Okay, now we are taking this position because we want to profit from the move up to a new high. Okay, and what we are going to do here is we’re going to position our stop loss below the previous low, because if price breaks with the previous low, we want to get out of that long trade because the structure has been compromised. Now another reason we are going to put our stop loss right there is because we are in an up structure. We are making higher lows. So price might respect this up structure and price might want to test this trend line before moving higher. We don’t know that. We only know that we are using the previous high as a trade setup.
Now you can see the price actually reaches this high and then moves back up. When price makes this low and then spikes up and makes this high, we can move our stops to break even or below this low locking in a few pips. Then when price makes a new high, you can move your stops here and here. Okay, and of course then price makes this high and you move your stops right here. And here you get taken out on a very nice scalp.

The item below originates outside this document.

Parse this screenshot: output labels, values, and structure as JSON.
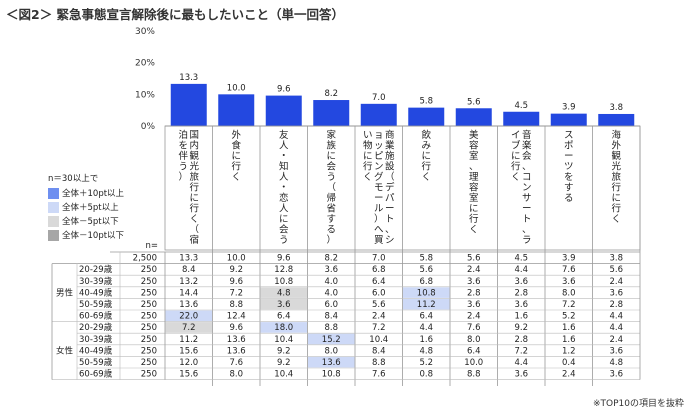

And some people might argue that this is actually a day trade, but if you look at the time of the entry, the entry was around 21:30. The exit is around midnight. Yeah, it took some time to get there, but you don’t want to miss from this explosion, guys. You just got 39 pips out of this scalp, so you don’t want to miss on this explosion. So you respecting the previous highs and previous lows, and the way the market is moving up. And when you get stopped out because you’re trend has stopped, it has to be this type because we are scalping. We are locking in every single pip that we can. We are not magicians. We don’t know that this is the high, that price is going to go in this move. So that is why we’re trailing our stops. Now you are going to trade the previous high and previous low setups. Of course if you are in a down trend, you are going to use the previous lows in the same but opposite manner.

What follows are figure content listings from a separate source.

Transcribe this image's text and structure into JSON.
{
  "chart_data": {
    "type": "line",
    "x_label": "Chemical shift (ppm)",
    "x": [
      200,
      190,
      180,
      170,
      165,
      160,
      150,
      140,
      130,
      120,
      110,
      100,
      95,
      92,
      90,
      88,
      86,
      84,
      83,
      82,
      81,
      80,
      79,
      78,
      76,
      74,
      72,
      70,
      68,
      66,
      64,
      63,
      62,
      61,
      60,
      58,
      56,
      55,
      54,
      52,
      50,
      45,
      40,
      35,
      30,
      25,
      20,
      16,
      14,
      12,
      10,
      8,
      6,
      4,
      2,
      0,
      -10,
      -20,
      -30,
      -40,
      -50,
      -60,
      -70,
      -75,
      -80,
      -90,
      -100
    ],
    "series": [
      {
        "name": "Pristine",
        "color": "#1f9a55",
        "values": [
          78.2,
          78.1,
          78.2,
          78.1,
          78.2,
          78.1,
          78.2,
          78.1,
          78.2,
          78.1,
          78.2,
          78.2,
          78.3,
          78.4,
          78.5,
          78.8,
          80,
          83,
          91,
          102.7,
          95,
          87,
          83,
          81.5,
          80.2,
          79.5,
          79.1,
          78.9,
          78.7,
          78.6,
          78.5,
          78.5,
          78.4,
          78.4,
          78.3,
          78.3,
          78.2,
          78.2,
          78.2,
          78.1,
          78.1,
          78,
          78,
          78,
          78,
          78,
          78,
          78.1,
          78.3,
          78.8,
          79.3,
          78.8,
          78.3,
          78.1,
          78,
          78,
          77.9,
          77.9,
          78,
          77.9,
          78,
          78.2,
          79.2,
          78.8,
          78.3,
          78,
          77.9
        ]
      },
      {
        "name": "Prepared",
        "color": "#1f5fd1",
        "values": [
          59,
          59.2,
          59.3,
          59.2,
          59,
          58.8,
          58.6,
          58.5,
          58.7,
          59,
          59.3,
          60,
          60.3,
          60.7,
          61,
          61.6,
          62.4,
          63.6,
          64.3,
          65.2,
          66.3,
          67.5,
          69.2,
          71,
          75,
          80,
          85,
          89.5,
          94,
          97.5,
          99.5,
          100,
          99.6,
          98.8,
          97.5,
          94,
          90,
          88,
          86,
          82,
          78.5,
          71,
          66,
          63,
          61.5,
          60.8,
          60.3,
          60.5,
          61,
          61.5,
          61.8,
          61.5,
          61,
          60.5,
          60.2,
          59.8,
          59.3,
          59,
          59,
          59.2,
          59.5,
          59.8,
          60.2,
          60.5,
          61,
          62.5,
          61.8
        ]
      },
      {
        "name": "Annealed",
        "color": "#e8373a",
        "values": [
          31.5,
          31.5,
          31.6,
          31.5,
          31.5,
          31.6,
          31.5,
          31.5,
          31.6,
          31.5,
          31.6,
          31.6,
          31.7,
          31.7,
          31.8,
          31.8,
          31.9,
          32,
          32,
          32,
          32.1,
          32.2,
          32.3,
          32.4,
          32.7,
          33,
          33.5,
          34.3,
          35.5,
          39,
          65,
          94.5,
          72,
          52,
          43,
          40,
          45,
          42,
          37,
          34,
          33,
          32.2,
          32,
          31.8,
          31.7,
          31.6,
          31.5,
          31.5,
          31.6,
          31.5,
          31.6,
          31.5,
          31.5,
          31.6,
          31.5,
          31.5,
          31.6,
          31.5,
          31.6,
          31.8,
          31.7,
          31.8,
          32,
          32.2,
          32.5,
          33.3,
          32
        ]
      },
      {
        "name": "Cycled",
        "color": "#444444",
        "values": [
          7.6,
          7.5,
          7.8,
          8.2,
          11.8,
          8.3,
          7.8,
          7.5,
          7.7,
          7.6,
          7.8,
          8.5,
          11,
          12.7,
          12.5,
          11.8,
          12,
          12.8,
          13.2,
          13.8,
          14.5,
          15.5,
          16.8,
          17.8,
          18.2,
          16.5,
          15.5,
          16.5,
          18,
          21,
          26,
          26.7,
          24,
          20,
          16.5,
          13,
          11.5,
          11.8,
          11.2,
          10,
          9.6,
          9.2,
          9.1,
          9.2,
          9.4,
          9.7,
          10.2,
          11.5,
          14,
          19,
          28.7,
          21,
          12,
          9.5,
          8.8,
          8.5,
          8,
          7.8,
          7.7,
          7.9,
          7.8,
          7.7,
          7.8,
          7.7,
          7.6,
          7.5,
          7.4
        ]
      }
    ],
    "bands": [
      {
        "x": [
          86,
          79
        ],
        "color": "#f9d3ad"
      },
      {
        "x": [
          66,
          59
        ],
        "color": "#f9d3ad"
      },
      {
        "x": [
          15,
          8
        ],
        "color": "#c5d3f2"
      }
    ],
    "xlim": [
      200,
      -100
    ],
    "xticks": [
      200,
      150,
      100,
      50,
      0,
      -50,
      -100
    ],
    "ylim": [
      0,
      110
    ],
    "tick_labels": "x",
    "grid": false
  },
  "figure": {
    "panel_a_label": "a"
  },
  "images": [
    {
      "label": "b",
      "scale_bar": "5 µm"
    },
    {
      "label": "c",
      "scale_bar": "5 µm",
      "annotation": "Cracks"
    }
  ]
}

Now let me explain to you how you can use this setup as a technique to add on to a position. Let’s say that you were trading here this corrective flag right here. If you didn’t notice, this was a very interesting spot to trade a flag. Now price started to move up, then it started to make this flag, and you could have positioned your pending order right here above this high. Now you position your order above this high, and you get filled with a stop loss below this low. So what you ended up risking on this trade was about six pips. And if you measured the flag, of course you remember the previous lesson about flags. You need to have a 14 pip target, meaning that should go right here. Now your target should go around here. Now let me just grab another one of these rectangle tools to show you that your targets are hits to the pip again on a flag.
Now the reason this is also a cool technique to add is because you can take out your position here on a 14 pip win entirely, and then look for a new setup. What you can also do is take half of your position here at the target, and then add when price tests this previous high, meaning that you would have an open position from around this area and a second position or an add at this area right here, meaning that you would have made 14 pips on this first scalp. But then if you want to keep your trade open for a rally of this magnitude, you would have made 46 extra pips with the previous high, previous low technique.
So remember this is not only a technique for entries, but it’s also a technique to add on a winning position.